Above, from top to bottom: Polish National Hacky-Sack Champion Matteusz foot juggles a tiny bean-bag soccer ball outside the Sukiennice(or 'Cloth Hall' where tourists shops sell goods) on the evening of September 26th; clubbers wait in line for the Nova Club on the Plac Nowy at 11 pm on September 27th; outside the Galeria Krakowska shopping mall next to Krakow's train station on the evening of September 28th; THE BEST KIELBASA you'll ever eat is on Ulica Gregorzecka between the train station and Kazimierz, the name of the business is 'Kielbasa y Bulka' which literally means "Sausage and Roll" and that's exactly what you get, best kept secret in Krakow and great after a few beers(piwo); and a fire juggler entertains a crowd to the beat of drums and morrocas in the Rynek Glowny on the evening of September 28th.

Tuesday, September 30, 2008

Polska, Pierogies, and Piwo, part 1






Ah, Krakowie, moj ulubiony miasto. Of all the places I've traveled in the world(26 countries as of this July), Krakow still takes the cake for my favorite cities. The culture of Paris, the style of Rome, and more fun than Six Flags, Krakow may always be my favorite city. Amanda and I had a blast. 
Above, from top to bottom: the Rynek Glowny(ri-nik gwoov-nee; "main square") in downtown Krakow(pronounced "Crack-koov"), some polish bridesmaids admire the queen of the day(best viewed large), two jugglers entertain hundreds of Walk for Life participants in the planty(a ring of gardens and walkways encircling the downtown area), Amanda and me moments after she got off her train, and a homeless man who demanded money(had only Kopecs, Ukrainian coins) at 5 am. 

Monday, September 29, 2008

Pierogi Food Poisoning



From emedicinehealth.com:
Short episodes of vomiting and small amounts of diarrhea lasting less than 24 hours can usually be cared for at home.Do not eat solid food while nauseous or vomiting but drink plenty of fluids. Small, frequent sips of clear liquids (those you can see through) are the best way to stay hydrated. After successfully tolerating fluids, eating should begin slowly, when nausea and vomiting have stopped.
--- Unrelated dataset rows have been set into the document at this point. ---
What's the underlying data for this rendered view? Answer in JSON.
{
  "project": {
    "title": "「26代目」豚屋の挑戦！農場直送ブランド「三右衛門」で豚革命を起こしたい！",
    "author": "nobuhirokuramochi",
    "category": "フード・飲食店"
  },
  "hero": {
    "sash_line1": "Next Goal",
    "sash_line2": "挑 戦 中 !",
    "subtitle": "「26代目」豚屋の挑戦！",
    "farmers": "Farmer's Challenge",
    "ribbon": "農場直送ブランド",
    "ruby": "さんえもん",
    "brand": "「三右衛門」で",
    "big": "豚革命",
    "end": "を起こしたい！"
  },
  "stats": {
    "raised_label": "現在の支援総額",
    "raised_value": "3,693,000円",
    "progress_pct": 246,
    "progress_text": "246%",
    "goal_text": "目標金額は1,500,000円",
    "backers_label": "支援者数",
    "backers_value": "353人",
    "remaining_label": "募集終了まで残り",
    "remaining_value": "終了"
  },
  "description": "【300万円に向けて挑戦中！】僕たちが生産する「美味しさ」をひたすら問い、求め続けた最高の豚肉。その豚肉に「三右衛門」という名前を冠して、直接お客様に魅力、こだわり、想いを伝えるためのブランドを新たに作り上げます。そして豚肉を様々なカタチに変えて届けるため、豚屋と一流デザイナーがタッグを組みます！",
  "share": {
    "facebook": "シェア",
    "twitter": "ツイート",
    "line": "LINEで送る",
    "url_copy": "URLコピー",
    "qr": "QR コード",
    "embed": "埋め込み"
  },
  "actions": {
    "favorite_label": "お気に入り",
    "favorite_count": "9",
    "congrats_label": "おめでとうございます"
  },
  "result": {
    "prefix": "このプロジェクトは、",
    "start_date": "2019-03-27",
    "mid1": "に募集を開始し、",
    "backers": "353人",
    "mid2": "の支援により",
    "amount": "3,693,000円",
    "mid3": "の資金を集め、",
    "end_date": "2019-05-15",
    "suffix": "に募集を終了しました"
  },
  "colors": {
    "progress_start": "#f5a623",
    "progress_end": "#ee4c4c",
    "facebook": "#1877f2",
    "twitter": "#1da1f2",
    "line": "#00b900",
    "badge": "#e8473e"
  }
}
Plain foods that are easy on the stomach should be started in small amounts. Consider eating rice, wheat, breads, potatoes, low-sugar cereals, lean meats, and chicken (not fried) to start.
To all: I'm OK, but sick. I cancelled all of my classes today after getting food poisoning from some meat pierogies I ate before I left Krakow. The above pictures pretty much describe my day, but I have lots to post about Krakow. Despite feeling pretty crappy, I had a great trip and wonderful weather! Thanks Amanda!

Thursday, September 25, 2008

In Krakow this weekend

I'll be in Krakow this weekend with my friend Amanda. We'll be eating kielbasa, drinking Zubrowka(won't those pictures be fun) and getting in hot woda. I'll be back on Monday, enjoy the new posts below!